Here, Deep et al. assessed and compared the anticancer efficacy and associated mechanisms of silymarin and silibinin in human prostate cancer (PCA) PC3 cells; Silymarin and silibinin (50–100 μg/ml) inhibited cell proliferation, induced cell death, and caused G1 and G2–M cell cycle arrest in a dose/time-dependent manner. Molecular studies showed that G1 arrest was associated with a decrease in cyclin D1, cyclin D3, cyclin E, cyclin-dependent kinase (CDK)4, CDK6 and CDK2 protein levels, and CDK2 and CDK4 kinase activity, together with an increase in CDK inhibitors (CDKIs) Kip1/p27 and Cip1/p21. These findings indicate that silymarin and silibinin modulate G1 phase cyclins–CDKs–CDKIs for G1 arrest, and the Chk2–Cdc25C–Cdc2/cyclin B1 pathway for G2–M arrest, together with an altered subcellular localization of critical cell cycle regulators. Overall, comparable effects for both silymarin and silibinin at equal concentrations by weight suggest that silibinin could be a major cell cycle-inhibitory component in silymarin[3].

Flavonolignans reduce the response of blood platelets to collagen.

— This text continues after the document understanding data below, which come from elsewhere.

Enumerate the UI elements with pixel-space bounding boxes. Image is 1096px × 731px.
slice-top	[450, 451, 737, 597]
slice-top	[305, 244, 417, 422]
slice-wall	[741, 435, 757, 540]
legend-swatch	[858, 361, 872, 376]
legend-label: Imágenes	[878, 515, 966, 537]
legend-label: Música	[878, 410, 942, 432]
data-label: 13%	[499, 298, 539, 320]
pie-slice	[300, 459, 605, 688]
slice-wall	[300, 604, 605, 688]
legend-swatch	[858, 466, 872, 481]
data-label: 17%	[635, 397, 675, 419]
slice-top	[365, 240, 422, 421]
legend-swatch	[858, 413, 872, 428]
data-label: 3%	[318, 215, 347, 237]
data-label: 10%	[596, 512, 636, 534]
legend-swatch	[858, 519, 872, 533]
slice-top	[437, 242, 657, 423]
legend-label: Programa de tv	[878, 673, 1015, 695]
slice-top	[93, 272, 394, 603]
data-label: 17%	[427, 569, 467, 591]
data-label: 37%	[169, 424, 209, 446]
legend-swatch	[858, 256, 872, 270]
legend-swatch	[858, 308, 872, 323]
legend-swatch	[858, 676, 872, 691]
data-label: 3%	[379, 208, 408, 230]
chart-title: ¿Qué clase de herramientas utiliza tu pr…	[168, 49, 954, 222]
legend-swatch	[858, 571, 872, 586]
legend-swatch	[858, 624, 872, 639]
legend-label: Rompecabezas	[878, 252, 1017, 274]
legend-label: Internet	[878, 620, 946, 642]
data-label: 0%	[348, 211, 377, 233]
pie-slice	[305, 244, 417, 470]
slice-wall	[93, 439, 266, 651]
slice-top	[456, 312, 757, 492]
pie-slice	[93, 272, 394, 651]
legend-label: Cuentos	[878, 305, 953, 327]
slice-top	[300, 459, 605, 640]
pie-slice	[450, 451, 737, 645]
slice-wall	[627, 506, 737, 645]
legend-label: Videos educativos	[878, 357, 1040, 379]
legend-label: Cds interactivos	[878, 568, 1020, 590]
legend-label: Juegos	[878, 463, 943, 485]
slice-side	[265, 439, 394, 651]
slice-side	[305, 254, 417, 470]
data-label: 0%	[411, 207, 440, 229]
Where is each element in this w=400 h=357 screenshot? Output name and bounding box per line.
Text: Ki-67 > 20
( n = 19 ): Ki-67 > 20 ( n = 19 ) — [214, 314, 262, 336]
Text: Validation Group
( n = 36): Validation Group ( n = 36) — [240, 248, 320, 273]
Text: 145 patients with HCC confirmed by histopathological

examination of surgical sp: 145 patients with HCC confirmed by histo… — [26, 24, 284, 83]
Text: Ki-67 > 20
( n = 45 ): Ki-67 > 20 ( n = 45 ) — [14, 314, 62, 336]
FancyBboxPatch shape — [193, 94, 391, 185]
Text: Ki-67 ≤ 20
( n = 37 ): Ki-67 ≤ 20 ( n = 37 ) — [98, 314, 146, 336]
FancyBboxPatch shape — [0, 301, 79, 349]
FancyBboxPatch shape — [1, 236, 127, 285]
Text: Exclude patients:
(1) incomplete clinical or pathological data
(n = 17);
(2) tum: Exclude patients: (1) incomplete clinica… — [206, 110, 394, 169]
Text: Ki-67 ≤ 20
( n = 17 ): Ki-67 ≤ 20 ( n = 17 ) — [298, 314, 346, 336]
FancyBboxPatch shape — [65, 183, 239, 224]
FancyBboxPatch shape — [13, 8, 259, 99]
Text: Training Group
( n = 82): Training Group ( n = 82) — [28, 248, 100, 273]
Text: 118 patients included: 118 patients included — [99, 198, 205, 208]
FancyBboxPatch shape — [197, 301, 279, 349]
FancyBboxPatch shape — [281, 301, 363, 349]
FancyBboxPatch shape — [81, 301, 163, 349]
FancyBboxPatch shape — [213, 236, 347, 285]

The primary biological function of platelets is to form hemostatic thrombi that prevent blood loss and maintain vascular integrity. Collagen represents up to 40% of the total protein in the vessel wall, is the primary activator of the platelets' response after tissue injury, and is the only matrix protein that supports platelet adhesion and complete activation[4]. Bijak et al. determined the effects of three significant flavonolignans (silybin, silychristin, and silydianin) on collagen-induced blood platelets' activation, adhesion, aggregation, and secretion of PF-4. They observed that depending on the dose, silychristin and silybin have anti-platelet properties observed as inhibition of collagen-induced activation (formation of blood platelet aggregates and microparticles, as well as decreased expression of P-selectin and activation of integrin αIIbβ3), aggregation, adhesion and secretion of PF-4. These effects highlight the potential of silybin and silychristin as supplementation to prevent primary and secondary thrombotic events wherein excessive blood platelet response to a physiological agonist is observed.

References

[1] David Biedermann*. “Silychristin: Skeletal Alterations and Biological Activities.” Journal of Natural Products  79 12 (2016): 3086–3092.

[2] Chi-feng Hung. “Topical delivery of silymarin constituents via the skin route.” Acta Pharmacologica Sinica 31 1 (2009): 118–126.

[3] G Deep. “Silymarin and silibinin cause G1 and G2-M cell cycle arrest via distinct circuitries in human prostate cancer PC3 cells: a comparison of flavanone silibinin with flavanolignan mixture silymarin.” Oncogene 25 7 (2006): 1053–69.

[4] Michal, et al. "Flavonolignans reduce the response of blood platelet to collagen." International Journal of Biological Macromolecules Structure Function & Interactions (2018).